I have already tried to fix it but it does not seem to be trivial. Here are two examples where the conversion is no problem:
// ISO-8859-1 to UTF-8
mb_convert_encoding(utf8_decode('déjà'), 'UTF-8', 'ISO-8859-1');
// ISO-2022-JP to UTF-8
mb_convert_encoding(mb_convert_encoding('漢字', 'ISO-2022-JP', 'UTF-8'), 'UTF-8', 'ISO-2022-JP');
We are using mb_convert_encoding()
to convert file and folders names, which can be encoded in various ways all over the world. Therefore, we do not know the exact charset.
The PHP mbstring
extension supports the following in this case:
// <unknown> to UTF-8
mb_convert_encoding($filename, 'UTF-8', 'ASCII,ISO-2022-JP,UTF-8,EUC-JP,ISO-8859-1');
// the third argument can also be an array
mb_convert_encoding($filename, 'UTF-8', array('ASCII', 'ISO-2022-JP', 'UTF-8', 'EUC-JP', 'ISO-8859-1'));
This still works fine with our two test cases from above:
// ISO-8859-1 to UTF-8
mb_convert_encoding(utf8_decode('déjà'), 'UTF-8', 'ASCII,ISO-2022-JP,UTF-8,EUC-JP,ISO-8859-1');
// ISO-2022-JP to UTF-8
mb_convert_encoding(mb_convert_encoding('漢字', 'ISO-2022-JP', 'UTF-8'), 'UTF-8', 'ASCII,ISO-2022-JP,UTF-8,EUC-JP,ISO-8859-1');
But it does not work with the compatibility layer:
1) Patchwork\Tests\PHP\Shim\MbstringTest::testmb_convert_encoding
iconv(): Wrong charset, conversion from `ascii,iso-2022-jp,utf-8,euc-jp,iso-8859-1' to `utf-8//IGNORE' is not allowed
Any idea how to fix this?
I have found a proper solution (see #52).

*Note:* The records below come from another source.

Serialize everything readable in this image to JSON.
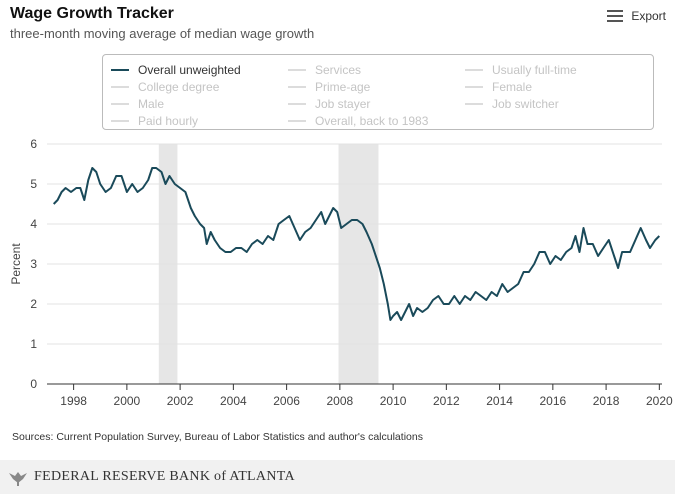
{
  "header": {
    "title": "Wage Growth Tracker",
    "subtitle": "three-month moving average of median wage growth",
    "export_label": "Export"
  },
  "legend": {
    "items": [
      {
        "label": "Overall unweighted",
        "active": true
      },
      {
        "label": "College degree",
        "active": false
      },
      {
        "label": "Male",
        "active": false
      },
      {
        "label": "Paid hourly",
        "active": false
      },
      {
        "label": "Services",
        "active": false
      },
      {
        "label": "Prime-age",
        "active": false
      },
      {
        "label": "Job stayer",
        "active": false
      },
      {
        "label": "Overall, back to 1983",
        "active": false
      },
      {
        "label": "Usually full-time",
        "active": false
      },
      {
        "label": "Female",
        "active": false
      },
      {
        "label": "Job switcher",
        "active": false
      }
    ]
  },
  "chart_data": {
    "type": "line",
    "title": "Wage Growth Tracker",
    "ylabel": "Percent",
    "xlabel": "",
    "ylim": [
      0,
      6
    ],
    "xlim": [
      1997,
      2020.1
    ],
    "yticks": [
      "0",
      "1",
      "2",
      "3",
      "4",
      "5",
      "6"
    ],
    "xticks": [
      "1998",
      "2000",
      "2002",
      "2004",
      "2006",
      "2008",
      "2010",
      "2012",
      "2014",
      "2016",
      "2018",
      "2020"
    ],
    "recessions": [
      {
        "start": 2001.2,
        "end": 2001.9
      },
      {
        "start": 2007.95,
        "end": 2009.45
      }
    ],
    "series": [
      {
        "name": "Overall unweighted",
        "color": "#1a4a5a",
        "points": [
          [
            1997.25,
            4.5
          ],
          [
            1997.4,
            4.6
          ],
          [
            1997.55,
            4.8
          ],
          [
            1997.7,
            4.9
          ],
          [
            1997.9,
            4.8
          ],
          [
            1998.1,
            4.9
          ],
          [
            1998.25,
            4.9
          ],
          [
            1998.4,
            4.6
          ],
          [
            1998.55,
            5.1
          ],
          [
            1998.7,
            5.4
          ],
          [
            1998.85,
            5.3
          ],
          [
            1999.0,
            5.0
          ],
          [
            1999.2,
            4.8
          ],
          [
            1999.4,
            4.9
          ],
          [
            1999.6,
            5.2
          ],
          [
            1999.8,
            5.2
          ],
          [
            2000.0,
            4.8
          ],
          [
            2000.2,
            5.0
          ],
          [
            2000.4,
            4.8
          ],
          [
            2000.6,
            4.9
          ],
          [
            2000.8,
            5.1
          ],
          [
            2000.95,
            5.4
          ],
          [
            2001.1,
            5.4
          ],
          [
            2001.3,
            5.3
          ],
          [
            2001.45,
            5.0
          ],
          [
            2001.6,
            5.2
          ],
          [
            2001.8,
            5.0
          ],
          [
            2002.0,
            4.9
          ],
          [
            2002.2,
            4.8
          ],
          [
            2002.4,
            4.4
          ],
          [
            2002.55,
            4.2
          ],
          [
            2002.75,
            4.0
          ],
          [
            2002.9,
            3.9
          ],
          [
            2003.0,
            3.5
          ],
          [
            2003.15,
            3.8
          ],
          [
            2003.3,
            3.6
          ],
          [
            2003.5,
            3.4
          ],
          [
            2003.7,
            3.3
          ],
          [
            2003.9,
            3.3
          ],
          [
            2004.1,
            3.4
          ],
          [
            2004.3,
            3.4
          ],
          [
            2004.5,
            3.3
          ],
          [
            2004.7,
            3.5
          ],
          [
            2004.9,
            3.6
          ],
          [
            2005.1,
            3.5
          ],
          [
            2005.3,
            3.7
          ],
          [
            2005.5,
            3.6
          ],
          [
            2005.7,
            4.0
          ],
          [
            2005.9,
            4.1
          ],
          [
            2006.1,
            4.2
          ],
          [
            2006.3,
            3.9
          ],
          [
            2006.5,
            3.6
          ],
          [
            2006.7,
            3.8
          ],
          [
            2006.9,
            3.9
          ],
          [
            2007.1,
            4.1
          ],
          [
            2007.3,
            4.3
          ],
          [
            2007.45,
            4.0
          ],
          [
            2007.6,
            4.2
          ],
          [
            2007.75,
            4.4
          ],
          [
            2007.9,
            4.3
          ],
          [
            2008.05,
            3.9
          ],
          [
            2008.25,
            4.0
          ],
          [
            2008.45,
            4.1
          ],
          [
            2008.65,
            4.1
          ],
          [
            2008.85,
            4.0
          ],
          [
            2009.0,
            3.8
          ],
          [
            2009.2,
            3.5
          ],
          [
            2009.35,
            3.2
          ],
          [
            2009.5,
            2.9
          ],
          [
            2009.65,
            2.5
          ],
          [
            2009.8,
            2.0
          ],
          [
            2009.9,
            1.6
          ],
          [
            2010.0,
            1.7
          ],
          [
            2010.15,
            1.8
          ],
          [
            2010.3,
            1.6
          ],
          [
            2010.45,
            1.8
          ],
          [
            2010.6,
            2.0
          ],
          [
            2010.75,
            1.7
          ],
          [
            2010.9,
            1.9
          ],
          [
            2011.1,
            1.8
          ],
          [
            2011.3,
            1.9
          ],
          [
            2011.5,
            2.1
          ],
          [
            2011.7,
            2.2
          ],
          [
            2011.9,
            2.0
          ],
          [
            2012.1,
            2.0
          ],
          [
            2012.3,
            2.2
          ],
          [
            2012.5,
            2.0
          ],
          [
            2012.7,
            2.2
          ],
          [
            2012.9,
            2.1
          ],
          [
            2013.1,
            2.3
          ],
          [
            2013.3,
            2.2
          ],
          [
            2013.5,
            2.1
          ],
          [
            2013.7,
            2.3
          ],
          [
            2013.9,
            2.2
          ],
          [
            2014.1,
            2.5
          ],
          [
            2014.3,
            2.3
          ],
          [
            2014.5,
            2.4
          ],
          [
            2014.7,
            2.5
          ],
          [
            2014.9,
            2.8
          ],
          [
            2015.1,
            2.8
          ],
          [
            2015.3,
            3.0
          ],
          [
            2015.5,
            3.3
          ],
          [
            2015.7,
            3.3
          ],
          [
            2015.9,
            3.0
          ],
          [
            2016.1,
            3.2
          ],
          [
            2016.3,
            3.1
          ],
          [
            2016.5,
            3.3
          ],
          [
            2016.7,
            3.4
          ],
          [
            2016.85,
            3.7
          ],
          [
            2017.0,
            3.3
          ],
          [
            2017.15,
            3.9
          ],
          [
            2017.3,
            3.5
          ],
          [
            2017.5,
            3.5
          ],
          [
            2017.7,
            3.2
          ],
          [
            2017.9,
            3.4
          ],
          [
            2018.1,
            3.6
          ],
          [
            2018.3,
            3.2
          ],
          [
            2018.45,
            2.9
          ],
          [
            2018.6,
            3.3
          ],
          [
            2018.75,
            3.3
          ],
          [
            2018.9,
            3.3
          ],
          [
            2019.1,
            3.6
          ],
          [
            2019.3,
            3.9
          ],
          [
            2019.5,
            3.6
          ],
          [
            2019.65,
            3.4
          ],
          [
            2019.85,
            3.6
          ],
          [
            2020.0,
            3.7
          ]
        ]
      }
    ]
  },
  "source_text": "Sources: Current Population Survey, Bureau of Labor Statistics and author's calculations",
  "footer": {
    "bank_name": "FEDERAL RESERVE BANK of ATLANTA"
  }
}
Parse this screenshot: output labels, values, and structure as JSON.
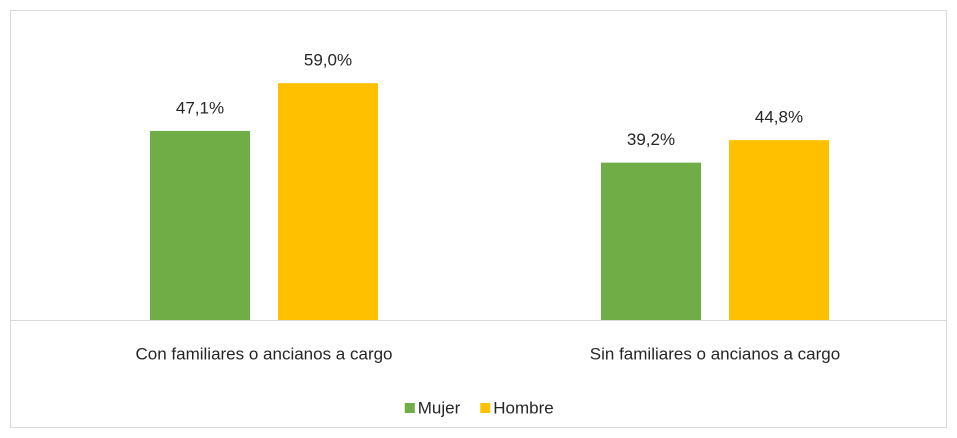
{
  "chart_data": {
    "type": "bar",
    "categories": [
      "Con familiares o ancianos a cargo",
      "Sin familiares o ancianos a cargo"
    ],
    "series": [
      {
        "name": "Mujer",
        "color": "#70ad47",
        "values": [
          47.1,
          39.2
        ],
        "value_labels": [
          "47,1%",
          "39,2%"
        ]
      },
      {
        "name": "Hombre",
        "color": "#ffc000",
        "values": [
          59.0,
          44.8
        ],
        "value_labels": [
          "59,0%",
          "44,8%"
        ]
      }
    ],
    "ylim": [
      0,
      70
    ],
    "legend": "bottom"
  }
}
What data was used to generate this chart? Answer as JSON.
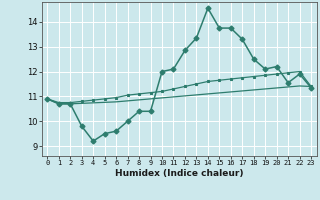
{
  "xlabel": "Humidex (Indice chaleur)",
  "background_color": "#cce8ec",
  "grid_color": "#ffffff",
  "line_color": "#2e7d6e",
  "x_ticks": [
    0,
    1,
    2,
    3,
    4,
    5,
    6,
    7,
    8,
    9,
    10,
    11,
    12,
    13,
    14,
    15,
    16,
    17,
    18,
    19,
    20,
    21,
    22,
    23
  ],
  "y_ticks": [
    9,
    10,
    11,
    12,
    13,
    14
  ],
  "ylim": [
    8.6,
    14.8
  ],
  "xlim": [
    -0.5,
    23.5
  ],
  "line1": [
    10.9,
    10.7,
    10.7,
    9.8,
    9.2,
    9.5,
    9.6,
    10.0,
    10.4,
    10.4,
    12.0,
    12.1,
    12.85,
    13.35,
    14.55,
    13.75,
    13.75,
    13.3,
    12.5,
    12.1,
    12.2,
    11.55,
    11.9,
    11.35
  ],
  "line2": [
    10.9,
    10.75,
    10.75,
    10.8,
    10.85,
    10.9,
    10.95,
    11.05,
    11.1,
    11.15,
    11.2,
    11.3,
    11.4,
    11.5,
    11.6,
    11.65,
    11.7,
    11.75,
    11.8,
    11.85,
    11.9,
    11.95,
    12.0,
    11.4
  ],
  "line3": [
    10.9,
    10.7,
    10.7,
    10.72,
    10.74,
    10.76,
    10.78,
    10.82,
    10.86,
    10.9,
    10.94,
    10.98,
    11.02,
    11.06,
    11.1,
    11.14,
    11.18,
    11.22,
    11.26,
    11.3,
    11.34,
    11.38,
    11.42,
    11.4
  ]
}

@leofeyer note that HHVM doesn't accept an array as last argument.
Does it accept a comma separated list?
According to the PHP manual, the third argument of
mb_convert_encoding()
can be either a comma separated list or an array. The Mbstring class only handles the first case.